Real Science Radio: More Soft Tissue Confirms RSR Dino Prediction

6days

New member
Who cares? The preexisting natural abundance of Ar-40 is irrelevant for the K-Ar dating method.
Surely you knew that, didn't you? :chuckle:
Really? So tell us what was the ratio of potassium-40 to argon-40 when God first created?
Surely you know? :chuckle:
 

gcthomas

New member
Really? So tell us what was the ratio of potassium-40 to argon-40 when God first created?
Surely you know? :chuckle:

It is unnecessary to know for the purposes of dating, so I could not care less what you believe to be the finer details of an imaginary creation.

Why do you think it is important?
 

6days

New member
It is unnecessary to know for the purposes of dating, so I could not care less what you believe to be the finer details of an imaginary creation.

Why do you think it is important?
That is only one of several assumptions made in potassium to argon dating. Wiki lists several assumptions... https://en.m.wikipedia.org/wiki/K–Ar_dating

G.B Dalrymple confidently states "The K-Ar method is the only decay scheme that can be used with little or no concern for the initial presence of the isotope. This is because 40Ar is an inert gas that does not combine chemically with any other element and so escapes easily from rocks when they are heated.
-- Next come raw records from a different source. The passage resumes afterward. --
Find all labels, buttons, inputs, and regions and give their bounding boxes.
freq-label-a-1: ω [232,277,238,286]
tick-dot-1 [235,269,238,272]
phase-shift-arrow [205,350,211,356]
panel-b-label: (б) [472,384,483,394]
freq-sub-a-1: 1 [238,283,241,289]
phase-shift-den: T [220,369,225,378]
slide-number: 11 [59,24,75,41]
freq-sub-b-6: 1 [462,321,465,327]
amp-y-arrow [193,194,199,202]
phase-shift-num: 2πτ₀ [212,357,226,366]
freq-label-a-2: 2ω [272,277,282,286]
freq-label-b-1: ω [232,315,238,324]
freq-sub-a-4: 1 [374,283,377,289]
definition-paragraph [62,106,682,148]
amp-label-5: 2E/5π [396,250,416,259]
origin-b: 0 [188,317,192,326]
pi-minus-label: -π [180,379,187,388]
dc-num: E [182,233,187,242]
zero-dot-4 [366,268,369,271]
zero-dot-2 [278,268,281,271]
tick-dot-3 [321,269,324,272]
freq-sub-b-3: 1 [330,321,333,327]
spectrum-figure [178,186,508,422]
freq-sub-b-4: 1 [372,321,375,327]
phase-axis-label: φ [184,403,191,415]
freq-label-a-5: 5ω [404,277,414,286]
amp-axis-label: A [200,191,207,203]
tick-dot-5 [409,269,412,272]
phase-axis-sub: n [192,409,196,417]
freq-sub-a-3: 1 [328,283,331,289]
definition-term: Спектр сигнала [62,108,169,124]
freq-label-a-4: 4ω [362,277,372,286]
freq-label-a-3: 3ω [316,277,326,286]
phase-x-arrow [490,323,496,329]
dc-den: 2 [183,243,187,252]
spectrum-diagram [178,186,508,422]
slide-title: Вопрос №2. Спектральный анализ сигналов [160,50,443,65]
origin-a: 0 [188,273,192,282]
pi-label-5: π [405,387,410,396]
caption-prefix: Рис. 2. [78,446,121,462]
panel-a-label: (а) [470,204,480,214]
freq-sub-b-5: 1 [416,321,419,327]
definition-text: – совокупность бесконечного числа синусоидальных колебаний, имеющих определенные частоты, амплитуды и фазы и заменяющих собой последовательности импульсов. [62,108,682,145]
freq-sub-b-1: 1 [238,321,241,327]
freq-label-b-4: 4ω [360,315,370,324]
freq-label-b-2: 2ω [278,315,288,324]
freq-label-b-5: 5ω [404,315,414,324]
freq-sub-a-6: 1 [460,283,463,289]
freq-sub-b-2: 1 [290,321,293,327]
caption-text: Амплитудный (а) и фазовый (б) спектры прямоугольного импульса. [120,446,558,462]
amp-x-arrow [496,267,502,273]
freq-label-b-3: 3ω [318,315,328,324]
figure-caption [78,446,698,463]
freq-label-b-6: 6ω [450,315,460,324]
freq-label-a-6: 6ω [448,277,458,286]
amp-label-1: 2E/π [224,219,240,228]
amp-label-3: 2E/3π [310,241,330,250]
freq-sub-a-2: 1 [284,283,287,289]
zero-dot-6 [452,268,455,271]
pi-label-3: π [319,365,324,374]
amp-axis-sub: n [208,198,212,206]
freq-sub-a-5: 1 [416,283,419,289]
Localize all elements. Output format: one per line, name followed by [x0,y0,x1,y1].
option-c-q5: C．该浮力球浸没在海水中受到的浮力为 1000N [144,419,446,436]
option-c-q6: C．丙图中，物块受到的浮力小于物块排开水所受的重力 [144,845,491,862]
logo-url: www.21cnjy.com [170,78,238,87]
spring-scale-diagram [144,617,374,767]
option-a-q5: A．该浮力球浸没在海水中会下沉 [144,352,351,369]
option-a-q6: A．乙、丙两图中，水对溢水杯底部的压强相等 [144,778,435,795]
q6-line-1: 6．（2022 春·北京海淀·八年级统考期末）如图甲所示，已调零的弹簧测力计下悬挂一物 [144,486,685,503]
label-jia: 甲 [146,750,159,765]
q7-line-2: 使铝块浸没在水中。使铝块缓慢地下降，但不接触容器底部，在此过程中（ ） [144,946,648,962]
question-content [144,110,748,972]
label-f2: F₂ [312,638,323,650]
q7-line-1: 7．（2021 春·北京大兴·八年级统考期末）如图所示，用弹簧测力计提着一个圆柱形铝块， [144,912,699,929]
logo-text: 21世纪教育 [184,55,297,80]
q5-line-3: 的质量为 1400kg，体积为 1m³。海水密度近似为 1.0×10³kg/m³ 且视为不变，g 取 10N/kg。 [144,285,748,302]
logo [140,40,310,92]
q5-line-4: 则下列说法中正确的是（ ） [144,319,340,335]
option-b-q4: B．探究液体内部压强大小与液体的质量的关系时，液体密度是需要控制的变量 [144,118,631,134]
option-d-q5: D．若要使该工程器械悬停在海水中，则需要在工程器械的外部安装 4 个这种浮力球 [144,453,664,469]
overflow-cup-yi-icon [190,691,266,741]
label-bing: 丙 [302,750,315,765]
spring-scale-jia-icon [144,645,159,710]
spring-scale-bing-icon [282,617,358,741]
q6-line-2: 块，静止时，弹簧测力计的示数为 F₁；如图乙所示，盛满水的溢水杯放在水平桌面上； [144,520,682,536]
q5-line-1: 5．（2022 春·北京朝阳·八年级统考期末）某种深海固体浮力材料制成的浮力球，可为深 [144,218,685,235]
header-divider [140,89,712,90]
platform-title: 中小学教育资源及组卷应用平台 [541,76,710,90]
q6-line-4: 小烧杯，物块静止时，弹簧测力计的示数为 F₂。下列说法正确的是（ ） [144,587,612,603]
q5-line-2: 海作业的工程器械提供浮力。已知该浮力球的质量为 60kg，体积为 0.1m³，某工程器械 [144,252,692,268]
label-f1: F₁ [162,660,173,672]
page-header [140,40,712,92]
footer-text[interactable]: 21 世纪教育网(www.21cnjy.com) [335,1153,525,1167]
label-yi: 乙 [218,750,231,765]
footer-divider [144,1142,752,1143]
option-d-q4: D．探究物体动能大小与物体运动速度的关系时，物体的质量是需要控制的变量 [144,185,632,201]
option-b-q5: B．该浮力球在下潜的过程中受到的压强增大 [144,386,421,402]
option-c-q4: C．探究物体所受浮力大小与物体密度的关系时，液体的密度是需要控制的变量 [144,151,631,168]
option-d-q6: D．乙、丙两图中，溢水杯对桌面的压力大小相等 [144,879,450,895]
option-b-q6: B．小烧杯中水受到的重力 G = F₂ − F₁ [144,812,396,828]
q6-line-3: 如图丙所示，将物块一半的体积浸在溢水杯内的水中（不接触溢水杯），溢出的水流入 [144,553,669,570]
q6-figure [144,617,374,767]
Thus, while a rock is molten, the 40Ar formed by the decay of 40K escapes from the liquid.1"

"However, this dogmatic statement is inconsistent with even Dalrymple's own work 25 years earlier on 26 historic, subaerial lava flows, 20% of which he found had non-zero concentrations of 40Ar* (or excess argon) in violation of this key assumption of the K-Ar dating method. The historically dated flows and their "ages" were:....."
http://www.icr.org/article/excess-argon-achillies-heel-potassium-argon-dating/

In addition....some circular reasoning is involved...
"The problem is that although radiogenic argon and excess argon have different names they are exactly the same isotope—argon-40. It is impossible to distinguish between them experimentally. So, how do we work out how much excess argon we have? We can only calculate the amount of excess argon if we know the true age of the rock. But wasn’t that what we were trying to measure?

What happens when the age is too young? In this case the method is again salvaged by changing his assumptions about the past. Often a heating event is invoked to liberate the argon from the solid rock, although other assumptions are made as well....."
http://creation.mobi/how-potassium-argon-dating-works
 
Last edited:

gcthomas

New member
I notice you skipped the part about the unimportant of the primordial amount of argon. ;) It is good to abandon false ideas.

If you read a proper primer on the subject rather than a creationist advocacy piece, then you'd know how the excess argon got there. From earlier decay of potassium that later remelting didn't give time for it to outgas.

So the presence of excess argon may cause an overdating of the actual melting process being dated, although it can be identified and allowed for, but it will mean that the material in question had a much older material origin that produced the argon.

Again, you haven't thought this through.